There are many different types of spider species in Pennsylvania and some of the most common people see are wolf spiders. There are two main varieties of wolf spiders found in the state, and they are pretty easy to identify. They can be found around yards and even in people’s homes.
There are 13 different types of wolf spiders found in the U.S. The genus Hogna contains numerous types of wolf spider species, including the ones most likely found in Pennsylvania. Of the different types, H. carolinesis and H. aspera, are the two largest and most commonly found wolf spider species in Pennsylvania.
H. carolinesis female wolf spiders are 22 to 35 millimeters in length, while males are 18 to 20 millimeters in length. The body is mostly dark brown. It also has scattered gray hair that are not arranged in any special pattern. The legs will be a similar solid color. There is a darker dorsal stripe that appears on the abdomen. H. aspera female wolf spiders are 18 to 25 millimeters in length, while the males are 16 to 18 millimeters. They have similar brown body color when compared to the H. carolinesis species. However, they do have a yellow line of hairs on the upper abdomen near the eyes. The females are also much darker in color than the males.
Habbitat and Breeding
All Pennsylvania wolf spiders will live in similar habitats. They normally build tunnels in the ground, under rocks, in between boards, in firewood bundles, under siding or any other place that provides good protection. They are considered to be a hunting spider, so they will only appear at night when hunting prey. May or June is when egg cocoons are created and June or July will be when they are hatched. It is not uncommon to see mother spiders carrying baby spiders on their back during the summer months.

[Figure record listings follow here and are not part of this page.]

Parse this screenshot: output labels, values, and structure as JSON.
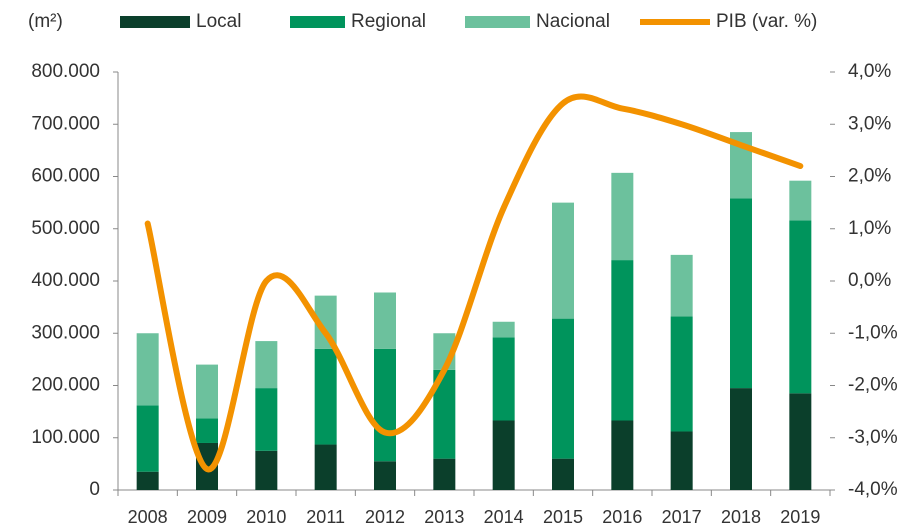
{
  "chart_data": {
    "type": "bar",
    "stacked": true,
    "y_label": "(m²)",
    "categories": [
      "2008",
      "2009",
      "2010",
      "2011",
      "2012",
      "2013",
      "2014",
      "2015",
      "2016",
      "2017",
      "2018",
      "2019"
    ],
    "series": [
      {
        "name": "Local",
        "color": "#0b3f2b",
        "values": [
          35000,
          90000,
          75000,
          87000,
          55000,
          60000,
          133000,
          60000,
          133000,
          112000,
          195000,
          185000
        ]
      },
      {
        "name": "Regional",
        "color": "#00945c",
        "values": [
          127000,
          47000,
          120000,
          183000,
          215000,
          170000,
          159000,
          268000,
          307000,
          220000,
          363000,
          331000
        ]
      },
      {
        "name": "Nacional",
        "color": "#6cc19d",
        "values": [
          138000,
          103000,
          90000,
          102000,
          108000,
          70000,
          30000,
          222000,
          167000,
          118000,
          127000,
          76000
        ]
      },
      {
        "name": "PIB (var. %)",
        "color": "#f39200",
        "type": "line",
        "axis": "y2",
        "values": [
          1.1,
          -3.6,
          0.0,
          -1.0,
          -2.9,
          -1.7,
          1.4,
          3.4,
          3.3,
          3.0,
          2.6,
          2.2
        ]
      }
    ],
    "ylim": [
      0,
      800000
    ],
    "yticks": [
      0,
      {
        "value": 100000,
        "label": "100.000"
      },
      {
        "value": 200000,
        "label": "200.000"
      },
      {
        "value": 300000,
        "label": "300.000"
      },
      {
        "value": 400000,
        "label": "400.000"
      },
      {
        "value": 500000,
        "label": "500.000"
      },
      {
        "value": 600000,
        "label": "600.000"
      },
      {
        "value": 700000,
        "label": "700.000"
      },
      {
        "value": 800000,
        "label": "800.000"
      }
    ],
    "y2lim": [
      -4,
      4
    ],
    "y2ticks": [
      {
        "value": -4,
        "label": "-4,0%"
      },
      {
        "value": -3,
        "label": "-3,0%"
      },
      {
        "value": -2,
        "label": "-2,0%"
      },
      {
        "value": -1,
        "label": "-1,0%"
      },
      {
        "value": 0,
        "label": "0,0%"
      },
      {
        "value": 1,
        "label": "1,0%"
      },
      {
        "value": 2,
        "label": "2,0%"
      },
      {
        "value": 3,
        "label": "3,0%"
      },
      {
        "value": 4,
        "label": "4,0%"
      }
    ],
    "legend": "top"
  }
}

Wolf spiders can bight if they are picked up or are trapped next to a person’s skin. The venom is not poisonous or very harmful to humans. This is good, because of their large size, if their venom was more potent they would be a very dangerous spider. Initial pain and redness are the two most serious symptoms that occur after a bite. No serious medical reactions have been recorded yet from a wolf spider bite in Pennsylvania.